Estou num quarto escuro e os sons acima da minha cabeça se resumem a passos, outra moradora andando para lá e para cá, talvez também absorta na tentativa de invasão de nosso prédio. Ninguém sabe se o portão está com problemas ou se ele está completamente normal e o único fato inquietante é alguém (que não deveria) ter a chave. Um notebook se foi, junto do carregador de celular e um tablet da Samsung, a coberta da cama, almofadas da sala e todas as roupas e lençóis dentro do guarda-roupa estavam revirados, cuspidos pro chão a mercê de mãos estranhas.

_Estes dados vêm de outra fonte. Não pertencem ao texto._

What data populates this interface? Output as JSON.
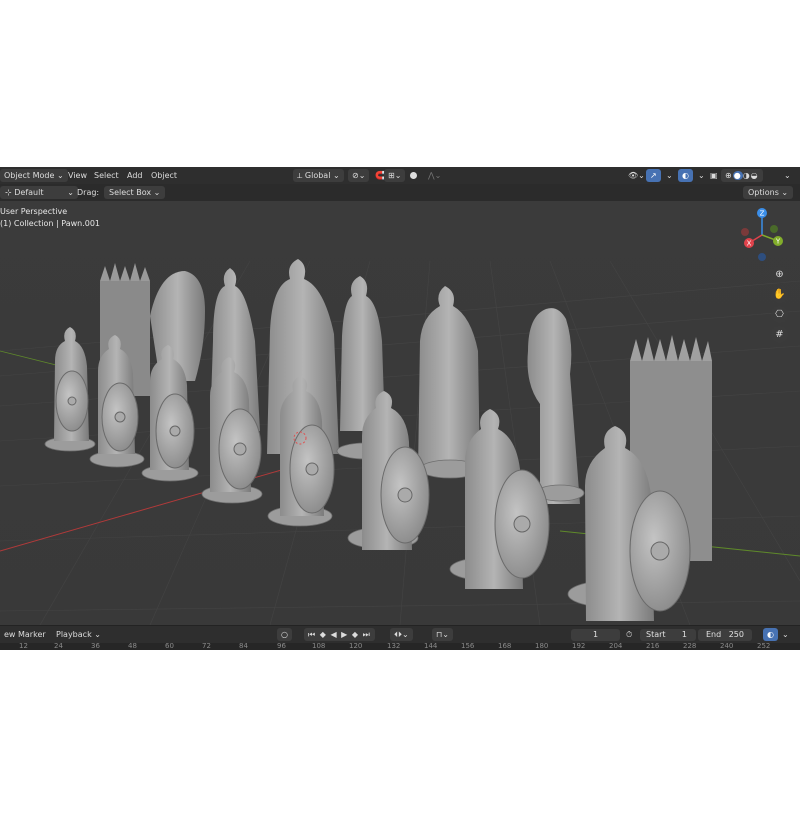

A moradora do 32 estava trabalhando. Não sei aonde; numa clínica odontológica? Numa sala de aula de ensino médio? No chão de uma fábrica de soldagem? Numa empresa de consultoria? Seja qual local for, seja qual fosse sua ferramenta, um lápis, computador ou trator, ela estava longe quando a anormalidade tomou seu lar. Penso o que teria acontecido se tivesse faltado do emprego, justamente naquele dia, se estivesse lá justamente naquela hora. Teriam desistido se percebessem que o apartamento não estava vazio? Se já estivessem lá dentro e só assim notassem sua presença, teriam recuado? Ou teriam resmungado de ódio e destruído a única testemunha?
No quarto escuro, penso no sangue, escorrendo pelo piso branco-fosco, pontilhando as roupas jogadas no chão, nos arquivos e fotos preciosos do notebook apagados para sempre, como se nunca tivessem existido. Penso no jornal local adentrando o prédio para baforar-se na notícia, chocando os telespectadores e filmando minha porta.
Penso nos próximos dias. Nas próximas tentativas. No sangue. Levarei meu notebook comigo para o trabalho, caso algo aconteça. Porém, no fundo, a preocupação não é o notebook ou qualquer coisa de valor. Se eu estiver aqui, na hora errada, no dia errado, o que pode acontecer? Qual seria meu último pensamento quando for o meu sangue que pontilhar o piso?